What You Need To Know About The Oak Fire

The Oak Fire in Mariposa County, near Yosemite National Park, has quickly become California’s largest wildfire this year at more than 17,241 acres. The fire has destroyed homes, forced thousands to evacuate, and closed roads in the area. Fire officials said the fire is displaying “unprecedented” behavior, with the blaze’s “extremely fast” growth limiting the time authorities have to warn residents to evacuate. CalFire Chief Jon Heggie noted the fire “is a direct result” of climate change, with a combination of rising temperatures, megadroughts, and an abundance of dry vegetation leaving forests vulnerable to fire. California is projected to have an above-normal wildfire season this year. 

  • The Oak Fire has burned 17,241 acres in Mariposa County near Yosemite National Park. The blaze is California’s largest wildfire this year and is only 16% contained as of Monday evening.
    • The fire started on Friday near the town of Midpines and exploded in size over the weekend due to gusty winds, drought conditions, and temperatures that reached 100 degrees. Officials have not determined the cause of the fire.
    • The area has seen nearly two weeks of triple digit temperatures and low humidity, and vegetation is at almost record levels of dryness. Officials reported last month that vegetation was already as dry early in the summer as it would typically be in October.
    • The fire is burning through an area of Mariposa County that hasn’t seen wildfires since 1924.
  • The Oak Fire is the third blaze to burn near Yosemite in recent weeks, and is far larger than the Washburn Fire, which threatened ancient giant sequoias.
  • The fire has destroyed at least 55 structures, forced several thousand residents to flee, and caused numerous road closures, including the closure of a stretch of State Route 140, one of the main routes into Yosemite National Park.
    • Parts of the Sierra National Forest, which partially overlaps with Mariposa County, were closed to the public due to the fire on Sunday.
  • The Oak Fire is threatening multiple mountain communities in the Sierra Nevada foothills west of Yosemite National Park, including Lushmeadows, Midpines, Jerseydale, and Bootjack, from which about 6,062 people had been evacuated as of Saturday afternoon.
  • As of Monday, Pacific Gas & Electric reported about 2,676 homes and businesses in Mariposa County have lost power due to the blaze.
  • On Saturday, California Gov. Gavin Newsom declared a state of emergency for Mariposa County, allowing the deployment of additional emergency personnel. More than 2,500 firefighters were battling the blaze as of Monday.

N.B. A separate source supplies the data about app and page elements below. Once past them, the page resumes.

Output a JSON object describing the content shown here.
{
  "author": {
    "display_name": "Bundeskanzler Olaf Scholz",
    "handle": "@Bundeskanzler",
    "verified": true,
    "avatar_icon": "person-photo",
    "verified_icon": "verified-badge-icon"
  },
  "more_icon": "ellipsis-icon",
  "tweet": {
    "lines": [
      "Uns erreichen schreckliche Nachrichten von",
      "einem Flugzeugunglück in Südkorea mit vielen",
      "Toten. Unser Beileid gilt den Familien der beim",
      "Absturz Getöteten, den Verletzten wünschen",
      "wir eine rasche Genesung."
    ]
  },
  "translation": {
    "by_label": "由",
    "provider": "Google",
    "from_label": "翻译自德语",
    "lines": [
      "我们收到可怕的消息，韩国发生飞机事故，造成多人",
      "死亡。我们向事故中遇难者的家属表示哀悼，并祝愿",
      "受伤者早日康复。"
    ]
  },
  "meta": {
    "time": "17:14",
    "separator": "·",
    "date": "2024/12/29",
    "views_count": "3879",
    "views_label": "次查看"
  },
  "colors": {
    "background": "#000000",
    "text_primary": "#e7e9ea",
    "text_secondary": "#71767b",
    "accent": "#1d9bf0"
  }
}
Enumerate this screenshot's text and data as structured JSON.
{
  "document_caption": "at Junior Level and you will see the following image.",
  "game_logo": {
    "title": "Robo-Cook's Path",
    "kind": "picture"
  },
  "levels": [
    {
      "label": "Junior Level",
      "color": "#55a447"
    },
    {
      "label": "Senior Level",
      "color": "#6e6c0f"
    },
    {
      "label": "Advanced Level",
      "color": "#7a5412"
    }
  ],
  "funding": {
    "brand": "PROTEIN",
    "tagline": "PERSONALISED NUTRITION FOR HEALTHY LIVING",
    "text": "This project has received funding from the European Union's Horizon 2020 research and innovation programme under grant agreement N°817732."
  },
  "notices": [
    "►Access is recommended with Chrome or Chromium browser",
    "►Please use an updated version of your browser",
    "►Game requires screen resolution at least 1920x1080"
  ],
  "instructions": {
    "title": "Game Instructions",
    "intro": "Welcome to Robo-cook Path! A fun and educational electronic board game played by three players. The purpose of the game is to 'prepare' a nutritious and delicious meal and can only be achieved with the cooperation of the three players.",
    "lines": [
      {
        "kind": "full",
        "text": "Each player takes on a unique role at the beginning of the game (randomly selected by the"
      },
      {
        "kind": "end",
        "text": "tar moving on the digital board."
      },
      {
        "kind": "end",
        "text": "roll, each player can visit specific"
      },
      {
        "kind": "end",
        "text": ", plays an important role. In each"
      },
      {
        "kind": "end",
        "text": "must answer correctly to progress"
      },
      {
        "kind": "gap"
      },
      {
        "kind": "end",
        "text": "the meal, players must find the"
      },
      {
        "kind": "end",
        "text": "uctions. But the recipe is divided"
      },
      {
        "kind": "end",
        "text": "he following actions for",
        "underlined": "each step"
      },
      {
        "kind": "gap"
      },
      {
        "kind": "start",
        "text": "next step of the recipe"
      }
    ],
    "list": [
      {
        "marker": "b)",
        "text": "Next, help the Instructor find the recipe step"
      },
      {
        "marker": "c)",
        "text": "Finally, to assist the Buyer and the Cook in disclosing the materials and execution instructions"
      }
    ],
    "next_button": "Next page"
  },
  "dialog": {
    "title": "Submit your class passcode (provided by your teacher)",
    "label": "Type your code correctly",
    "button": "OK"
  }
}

  • Smoke from the Oak Fire traveled as far as the Bay Area on Monday, with an air quality advisory for the area extended through Wednesday. On Sunday, smoke had already drifted nearly 200 miles north to South Lake Tahoe, where air quality was considered “hazardous to unhealthy.”
  • Currently, 100% Mariposa County is affected by drought, and 2022 is the driest year to date for the county.
  • As well as the Oak Fire, 4 additional large wildfires are burning in California.